NEW YORK, Oct 20 (Reuters) -- Eating common foods -- including potatoes, tomatoes or eggplant -- several days before surgery may alter how your body will react to anesthesia, according to researchers from the University of Chicago Medical Center.
"Our results bring us one step closer to understanding why patients vary so widely in their sensitivity to certain anesthetic drugs," said Dr. Jonathan Moss, professor of anesthesia and critical care at the University of Chicago, Illinois, and director of the study. "We now suspect that much of the variability may be due to diet."
Anesthesiologists decide how much and what type of anesthetic to give patients based on age, weight and height, and liver and kidney function. "But those are only part of the picture," said Moss. "We need to fill in the rest, including genetic, and now, dietary factors. Only then can we predetermine the best dose of drugs to prevent pain and anxiety during an operation but leave the patient awake and alert soon afterwards."
The researchers found that ingesting even small amounts of natural substances found in potatoes, tomatoes and eggplants can markedly delay the ability to metabolize common anesthetic drugs.
These foods contain compounds called solanaceous glycoalkaloids (SGAs), which act as natural insecticides and protect plants from attack by animals, insects, or fungi.
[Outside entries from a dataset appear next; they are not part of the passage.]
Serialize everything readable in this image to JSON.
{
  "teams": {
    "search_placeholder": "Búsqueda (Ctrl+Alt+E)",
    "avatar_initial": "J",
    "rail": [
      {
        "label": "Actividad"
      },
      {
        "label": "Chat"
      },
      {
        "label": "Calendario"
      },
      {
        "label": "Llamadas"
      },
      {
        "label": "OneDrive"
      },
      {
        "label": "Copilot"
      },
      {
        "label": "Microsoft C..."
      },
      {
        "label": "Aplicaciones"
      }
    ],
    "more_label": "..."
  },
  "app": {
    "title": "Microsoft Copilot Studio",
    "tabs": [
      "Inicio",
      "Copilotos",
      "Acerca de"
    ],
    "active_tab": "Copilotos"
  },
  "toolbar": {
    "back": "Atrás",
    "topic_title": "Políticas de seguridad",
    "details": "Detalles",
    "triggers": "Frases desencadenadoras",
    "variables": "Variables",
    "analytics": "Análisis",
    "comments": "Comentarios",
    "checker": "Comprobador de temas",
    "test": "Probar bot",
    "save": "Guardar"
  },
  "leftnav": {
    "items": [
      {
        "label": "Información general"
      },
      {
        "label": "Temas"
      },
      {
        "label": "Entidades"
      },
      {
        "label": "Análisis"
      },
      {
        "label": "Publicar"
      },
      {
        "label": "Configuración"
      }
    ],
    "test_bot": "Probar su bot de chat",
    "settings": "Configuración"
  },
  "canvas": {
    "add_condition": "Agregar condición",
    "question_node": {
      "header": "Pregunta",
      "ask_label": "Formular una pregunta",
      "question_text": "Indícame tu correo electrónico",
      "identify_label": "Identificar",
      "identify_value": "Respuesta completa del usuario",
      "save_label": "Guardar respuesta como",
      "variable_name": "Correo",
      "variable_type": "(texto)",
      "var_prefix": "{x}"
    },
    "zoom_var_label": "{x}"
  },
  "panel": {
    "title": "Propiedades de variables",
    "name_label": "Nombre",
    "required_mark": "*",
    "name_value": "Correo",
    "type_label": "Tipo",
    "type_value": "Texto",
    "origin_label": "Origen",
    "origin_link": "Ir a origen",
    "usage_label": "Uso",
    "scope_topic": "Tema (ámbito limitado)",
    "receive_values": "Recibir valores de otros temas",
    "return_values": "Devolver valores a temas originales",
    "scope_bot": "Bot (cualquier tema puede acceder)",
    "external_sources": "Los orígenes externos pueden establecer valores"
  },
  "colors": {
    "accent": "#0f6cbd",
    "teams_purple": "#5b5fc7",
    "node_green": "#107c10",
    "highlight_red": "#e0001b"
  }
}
But SGAs can also interfere with anesthesia by inhibiting two important enzymes found in humans, butyrylcholinesterase and acetylcholinesterase. "When these two enzymes are inactivated, the body cannot break down and get rid of certain commonly used anesthetics and muscle relaxants, so they continue to act long after they should have worn off," according to a statement issued by the American Society of Anesthesiologists.
Researchers found that blood levels of SGAs typical after eating moderate amounts of ordinary potatoes days before can significantly block these two human enzymes in lab studies. They presented the results of their study Tuesday at the annual meeting of the American Society of Anesthesiologists, held in Orlando.
It is not practical to test patients for SGA levels prior to surgery, said Moss. But pharmaceutical researchers designing new drugs "should begin to look for systems that don't rely on (these enzymes) to regulate drug metabolism," he added.